Inner Join
This lesson demonstrates how to perform an inner join.
We'll cover the following
Inner Join#
In the previous lesson, we saw how to join a table with itself. In this lesson we’ll join two different tables. We’ll introduce another table called DigitalAssets that’ll contain the online public properties such as Twitter, Facebook, and Pinterest belonging to a celebrity. The table structure is shown below:
Column Name | Column Type |
---|---|
URL | VARCHAR(200) |
AssetType | Enum(‘Facebook’,‘Twitter’,‘Instagram’,‘Pinterest’,‘Website’) |
LastUpdatedOn | TIMESTAMP |
ActorId | INT |
Note that the primary key of the table is the URL column as every URL is guaranteed to be unique. The DigitalAssets table is linked with the Actors table with the common column of ID for the actor as shown below. However, note that the column names in the two tables are different.
Syntax#
SELECT *
FROM table1
INNER JOIN table2
ON <join condition>;
Connect to the terminal below by clicking in the widget. Once connected, the command line prompt will show up. Enter or copy and paste the command ./DataJek/Lessons/26lesson.sh and wait for the MySQL prompt to start-up.
-
Using the INNER JOIN, we are now able to answer queries such as listing the Facebook pages for each celebrity. Note that each table in isolation can’t answer this query as the Actors table doesn’t hold the digital assets information for each actor and the DigitalAssets table doesn’t hold the names for each actor.

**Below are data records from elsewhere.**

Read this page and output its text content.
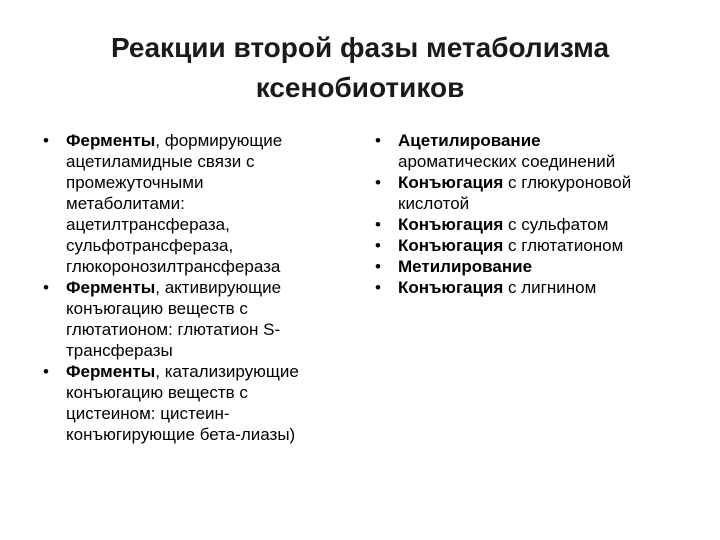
Реакции второй фазы метаболизма
ксенобиотиков
• Ферменты, формирующие
ацетиламидные связи с
промежуточными
метаболитами:
ацетилтрансфераза,
сульфотрансфераза,
глюкоронозилтрансфераза
• Ферменты, активирующие
конъюгацию веществ с
глютатионом: глютатион S-
трансферазы
• Ферменты, катализирующие
конъюгацию веществ с
цистеином: цистеин-
конъюгирующие бета-лиазы)
• Ацетилирование
ароматических соединений
• Конъюгация с глюкуроновой
кислотой
• Конъюгация с сульфатом
• Конъюгация с глютатионом
• Метилирование
• Конъюгация с лигнином
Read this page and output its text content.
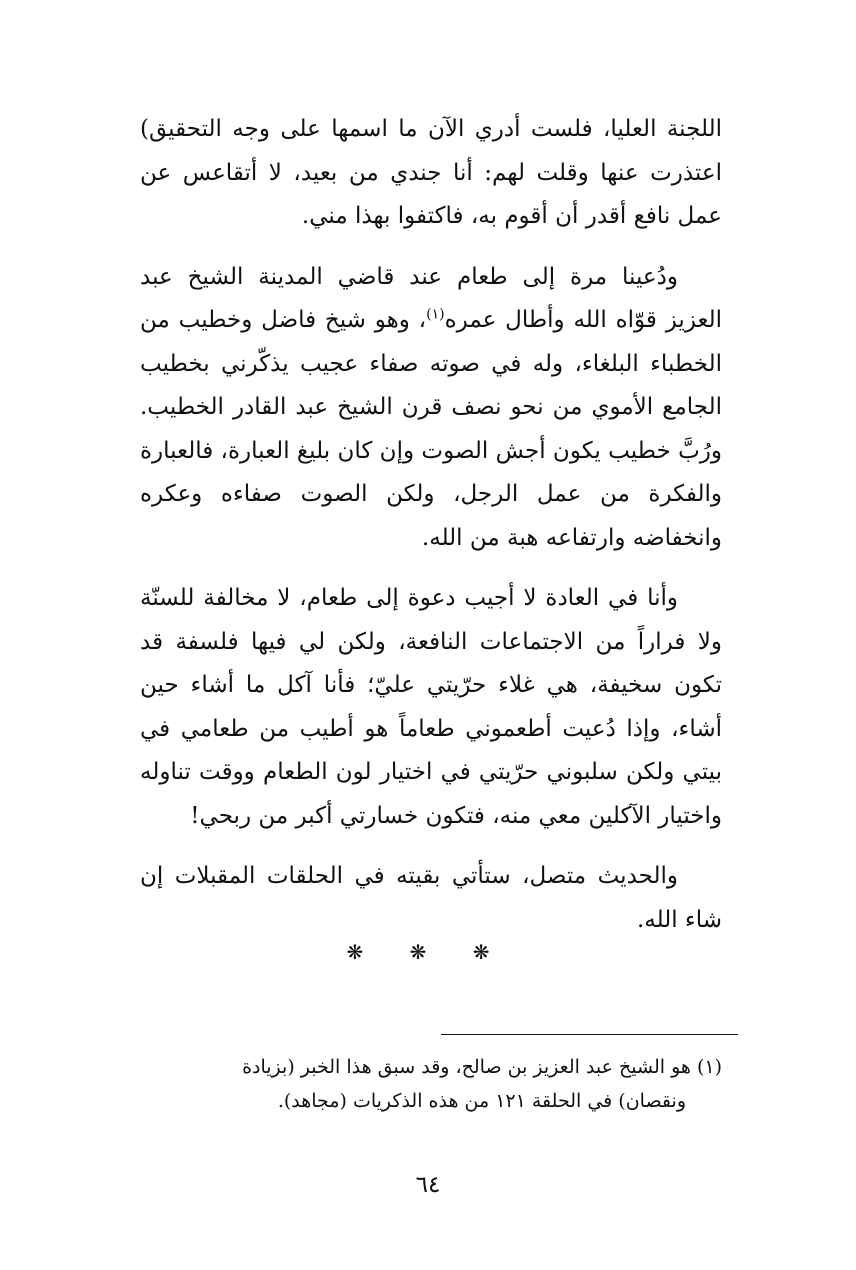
اللجنة العليا، فلست أدري الآن ما اسمها على وجه التحقيق) اعتذرت عنها وقلت لهم: أنا جندي من بعيد، لا أتقاعس عن عمل نافع أقدر أن أقوم به، فاكتفوا بهذا مني.

ودُعينا مرة إلى طعام عند قاضي المدينة الشيخ عبد العزيز قوّاه الله وأطال عمره$^{(١)}$، وهو شيخ فاضل وخطيب من الخطباء البلغاء، وله في صوته صفاء عجيب يذكّرني بخطيب الجامع الأموي من نحو نصف قرن الشيخ عبد القادر الخطيب. ورُبَّ خطيب يكون أجش الصوت وإن كان بليغ العبارة، فالعبارة والفكرة من عمل الرجل، ولكن الصوت صفاءه وعكره وانخفاضه وارتفاعه هبة من الله.

وأنا في العادة لا أجيب دعوة إلى طعام، لا مخالفة للسنّة ولا فراراً من الاجتماعات النافعة، ولكن لي فيها فلسفة قد تكون سخيفة، هي غلاء حرّيتي عليّ؛ فأنا آكل ما أشاء حين أشاء، وإذا دُعيت أطعموني طعاماً هو أطيب من طعامي في بيتي ولكن سلبوني حرّيتي في اختيار لون الطعام ووقت تناوله واختيار الآكلين معي منه، فتكون خسارتي أكبر من ربحي!

والحديث متصل، ستأتي بقيته في الحلقات المقبلات إن شاء الله.

❋ ❋ ❋
(١)هو الشيخ عبد العزيز بن صالح، وقد سبق هذا الخبر (بزيادة
ونقصان) في الحلقة ١٢١ من هذه الذكريات (مجاهد).
٦٤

SELECT FirstName, SecondName, AssetType, URL
FROM Actors
INNER JOIN DigitalAssets
ON Actors.Id = DigitalAssets.ActorID;
-
If the two tables had the same column name for the actor’s ID then we could have used the alternative syntax with USING clause to make the query slightly less verbose as shown below:
SELECT FirstName, SecondName, AssetType, URL
FROM Actors
INNER JOIN DigitalAssets
USING(Id);Note that the columns listed in the SELECT clause are unique across the two tables. However, if the two tables had columns with the same names then we would need to disambiguate the two by fully qualifying the column with the table name.
Also notice that celebrities with no digital assets, or assets with no corresponding celebrity entries, in the Actors table aren’t captured with the results of the query. The server picks rows from both tables that have the same value for the two columns. Or you can think of it as an intersection of the two tables based on the IDs of the celebrities.
-
It’s not necessary to use the INNER JOIN clause to get an inner join between two tables. We can also use the WHERE clause to achieve the same effect as shown below:
SELECT FirstName, SecondName, AssetType, URL
FROM Actors, DigitalAssets
WHERE ActorId=Id;
There’s no difference in using the WHERE clause or the INNER JOIN clause in query performance, rather it is just a matter of taste.
-
We can also create a cartesian product between the two tables as we did in the self join section. We can use either the where or the inner join syntax. Both are shown below:
SELECT FirstName, SecondName, AssetType, URL
FROM Actors, DigitalAssets;Or,
SELECT FirstName, SecondName, AssetType, URL
FROM Actors
INNER JOIN DigitalAssets;
-
We can join any two columns from two tables that have the same type, or which can be converted to one another albeit with data loss. For instance, the following two queries are nonsensical, but the tables can still be joined on the columns that appear in the queries.
-- Makes no sense to join tables on FirstName and URL columns as they aren't related.
SELECT *
FROM Actors
INNER JOIN DigitalAssets ON URL = FirstName;
Or
-- Again no sense in combining net worth and actor id. Additionally, one is an int and the other a decimal but still comparable.
SELECT *
FROM Actors
INNER JOIN DigitalAssets
ON NetWorthInMillions = ActorId;
Both the queries result in empty sets.